Sunday, April 22, 2012 Posted by Dina N
Hannah Levi is renowned throughout Venice for her gift at coaxing reluctant babies from their mothers — a gift aided by the secret “birthing spoons” she designed. But when a count implores her to attend to his wife, who has been laboring for days to give birth to their firstborn son, Hannah is torn. A Papal edict forbids Jews from rendering medical treatment to Christians, but the payment he offers is enough to ransom her beloved husband, Isaac, who has been captured at sea. Can Hannah refuse her duty to a suffering woman? Hannah’s choice entangles her in a treacherous family rivalry that endangers the baby and threatens her voyage to Malta, where Isaac, believing her dead in the plague, is preparing to buy his passage to a new life. Not since The Red Tent or People of the Book has a novel transported readers so intimately into the complex lives of women centuries ago or so richly into a story of intrigue that transcends the boundaries of history.

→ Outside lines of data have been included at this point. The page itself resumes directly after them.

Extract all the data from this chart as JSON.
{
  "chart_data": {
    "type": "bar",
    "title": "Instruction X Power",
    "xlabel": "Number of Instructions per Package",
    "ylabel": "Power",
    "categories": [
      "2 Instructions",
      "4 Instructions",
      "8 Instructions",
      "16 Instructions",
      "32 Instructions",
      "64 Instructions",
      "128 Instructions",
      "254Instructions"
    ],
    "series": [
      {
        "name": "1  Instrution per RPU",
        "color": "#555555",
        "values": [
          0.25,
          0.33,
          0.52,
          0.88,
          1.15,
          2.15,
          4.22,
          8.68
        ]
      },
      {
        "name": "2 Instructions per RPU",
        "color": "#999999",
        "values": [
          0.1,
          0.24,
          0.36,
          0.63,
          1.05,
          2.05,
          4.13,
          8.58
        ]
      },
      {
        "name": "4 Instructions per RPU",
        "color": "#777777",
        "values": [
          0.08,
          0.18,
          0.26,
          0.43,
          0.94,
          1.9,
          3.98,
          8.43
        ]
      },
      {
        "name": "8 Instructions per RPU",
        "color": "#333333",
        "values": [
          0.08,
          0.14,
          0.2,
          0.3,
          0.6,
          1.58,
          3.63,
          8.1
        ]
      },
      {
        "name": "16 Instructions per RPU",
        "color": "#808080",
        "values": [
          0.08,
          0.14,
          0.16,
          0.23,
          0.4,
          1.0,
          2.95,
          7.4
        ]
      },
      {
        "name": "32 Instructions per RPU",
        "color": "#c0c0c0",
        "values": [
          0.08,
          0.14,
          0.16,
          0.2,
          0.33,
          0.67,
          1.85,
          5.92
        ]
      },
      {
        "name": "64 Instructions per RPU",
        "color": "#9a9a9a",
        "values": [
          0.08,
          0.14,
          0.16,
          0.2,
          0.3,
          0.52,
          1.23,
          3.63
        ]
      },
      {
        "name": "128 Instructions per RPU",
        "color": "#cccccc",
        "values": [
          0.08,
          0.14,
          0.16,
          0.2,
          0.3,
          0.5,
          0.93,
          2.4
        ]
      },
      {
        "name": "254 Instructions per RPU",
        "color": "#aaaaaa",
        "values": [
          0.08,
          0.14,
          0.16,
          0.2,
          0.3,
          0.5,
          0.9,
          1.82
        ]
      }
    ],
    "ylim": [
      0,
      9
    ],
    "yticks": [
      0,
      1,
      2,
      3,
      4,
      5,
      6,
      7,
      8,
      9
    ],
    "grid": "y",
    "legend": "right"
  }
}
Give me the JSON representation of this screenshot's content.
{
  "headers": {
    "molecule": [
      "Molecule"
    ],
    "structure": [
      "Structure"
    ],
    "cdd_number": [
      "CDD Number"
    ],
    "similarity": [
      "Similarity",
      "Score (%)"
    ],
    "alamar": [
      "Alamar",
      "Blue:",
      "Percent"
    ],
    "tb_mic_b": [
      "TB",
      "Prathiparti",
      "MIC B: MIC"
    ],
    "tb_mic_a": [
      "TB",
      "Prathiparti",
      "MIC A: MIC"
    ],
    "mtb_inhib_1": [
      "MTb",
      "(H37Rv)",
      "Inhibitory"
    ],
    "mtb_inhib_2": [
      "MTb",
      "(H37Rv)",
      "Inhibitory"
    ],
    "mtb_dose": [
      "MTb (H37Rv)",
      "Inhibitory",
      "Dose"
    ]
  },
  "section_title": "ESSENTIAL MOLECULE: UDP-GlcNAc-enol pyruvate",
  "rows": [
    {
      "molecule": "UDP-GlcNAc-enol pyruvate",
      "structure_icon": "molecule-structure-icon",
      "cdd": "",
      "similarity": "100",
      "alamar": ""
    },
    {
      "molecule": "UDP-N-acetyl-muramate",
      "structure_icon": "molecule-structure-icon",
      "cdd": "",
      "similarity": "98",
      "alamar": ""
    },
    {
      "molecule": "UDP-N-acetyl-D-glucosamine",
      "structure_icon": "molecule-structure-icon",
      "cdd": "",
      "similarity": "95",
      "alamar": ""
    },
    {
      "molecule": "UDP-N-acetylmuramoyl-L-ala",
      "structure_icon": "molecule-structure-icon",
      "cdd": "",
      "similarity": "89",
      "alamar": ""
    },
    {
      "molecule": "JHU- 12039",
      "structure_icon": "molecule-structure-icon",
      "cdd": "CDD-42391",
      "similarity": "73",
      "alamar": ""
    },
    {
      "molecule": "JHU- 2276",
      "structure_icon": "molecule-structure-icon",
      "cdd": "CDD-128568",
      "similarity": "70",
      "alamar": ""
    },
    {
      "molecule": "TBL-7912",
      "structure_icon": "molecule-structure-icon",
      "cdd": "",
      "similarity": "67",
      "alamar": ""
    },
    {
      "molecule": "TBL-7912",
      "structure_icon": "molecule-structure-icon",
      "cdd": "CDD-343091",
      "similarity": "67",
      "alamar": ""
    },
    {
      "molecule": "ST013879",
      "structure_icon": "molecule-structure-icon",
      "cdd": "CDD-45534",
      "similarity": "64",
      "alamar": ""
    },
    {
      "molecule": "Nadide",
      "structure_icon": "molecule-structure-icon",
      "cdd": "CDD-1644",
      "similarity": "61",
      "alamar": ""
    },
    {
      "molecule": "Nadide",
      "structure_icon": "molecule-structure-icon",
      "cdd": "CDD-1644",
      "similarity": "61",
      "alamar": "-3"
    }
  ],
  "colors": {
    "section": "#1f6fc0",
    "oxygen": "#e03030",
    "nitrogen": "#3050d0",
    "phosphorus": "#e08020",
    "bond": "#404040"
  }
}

The Midwife of Venice is a story of love, choices, and difficult decisions. The story is about Hannah, a Jewish midwife in 16th century Venice. Hannah is kind, smart, resourceful, and very good at her craft but she lives under the constraints of her time. She is not allowed to help Christian women, and her world is limited mostly to the Jewish ghetto. When her husband is abducted by pirates, she has to depend on others to pay his ransom. Time drags on, and to save him, Hannah takes an unthinkable risk: she agrees to help a rich Christian aristocrat in exchange of enough money to save her husband's life. Hannah is ostracized by the rabbi, blackmailed by the brothers of the rich count who comes to ask for her help, and must go to Malta to pay off her husband's ransom. Her will and character are put to the test, and Hannah finds out that doing the right thing carries a steep price. In the meantime, her husband Isaac has to make his own hard choices that can cost him not just his freedom but his life.
I enjoyed the story and the vivid depiction of life in 16th century Venice. Hannah and Isaac's love is very moving but not idealized. While there's some convenient happenstance in the timing of their respective ordeals, for me it does not diminish the enjoyment of the book.
The Midwife of Venice came out in February and is Roberta Rich's first novel. This international bestseller is a treat for fans of historical fiction and will make a great Mother's Day gift, too.
Disclaimer / Disclosure: I received a complimentary copy of the book with no obligation for a positive review. No compensation was obtained for this post. Cover art and book description courtesy of the publisher or PR firm.